The 1990s saw a revival in matters Herculean. First, Kevin Sorbo brought a light-charmed charm to his portrayal of a more down-to-Earth (no pun intended) Herc–wandering the world with his friends Iolaus (Michael Hurst) and Salmoneus (Michael Trebor), defending the helpless from evil–in a string of made-for TV movies which led to the popular 1995-99 syndicated series Hercules: The Legendary Journeys. Along with introducing the world to Lucy Lawless as Xena: Warrior Princess (who would go on to appear in her own program), the show also had a 1998-99 kid-oriented spin-off, Young Hercules, starring a then-unknown Ryan Gosling in the title role. Not to be outdone, Walt Disney Pictures offered their own animated take on Greek mythology with 1997’s Hercules, a breezy, song-filled adventure which offered some sly satirical pokes at modern-day pop culture. In it, a boastful Hercules’s (voiced by Tate Donovan) deeds make him a celebrity and a marketing phenomenon before he must learn the true meaning of heroism by saving the Olympian gods and his love interest Megara from the foul schemes of the lord of the Underworld, Hades (voiced by James Woods).
The strongman would turn up as both lead and supporting player in several more TV projects over the next several years, played by Brian Thompson in a 2000 remake of Jason and the Argonauts; by Paul Telfer in the NBC miniseries Hercules (2005); and by Mark Addy in the current BBC series Atlantis. On the big screen, Heracles (Steve Byers) was a relatively minor character in the fantasy epic misfire Immortals (2011), while that film’s Poseidon, Twilight series hunk Kellan Lutz, was seen in theaters earlier this year–albeit not for very long–as Herc in The Legend of Hercules, a 300-influenced actioner from Die Hard director Renny Harlin which currently ranks as one of 2014’s bigger box-office losers.

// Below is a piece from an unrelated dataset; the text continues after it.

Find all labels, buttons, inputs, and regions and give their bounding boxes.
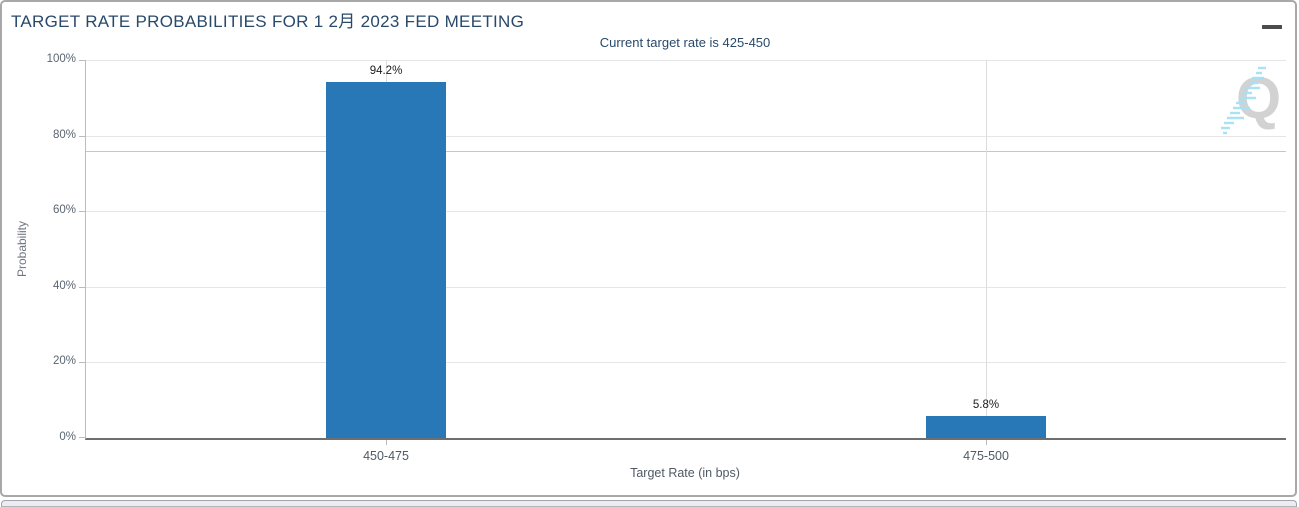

As an acting challenge, playing Herc may not seem as formidable a task as, say, cleaning the Augean Stables or capturing Cerberus the three-headed dog were to the Ancient Greek original. But over the years there’s been a wide array of would-be heroes who have risen–and sometimes failed–to meet it. Audiences now have the opportunity to decide if “The Rock” is a worthy successor to the mighty screen legacy of Hercules.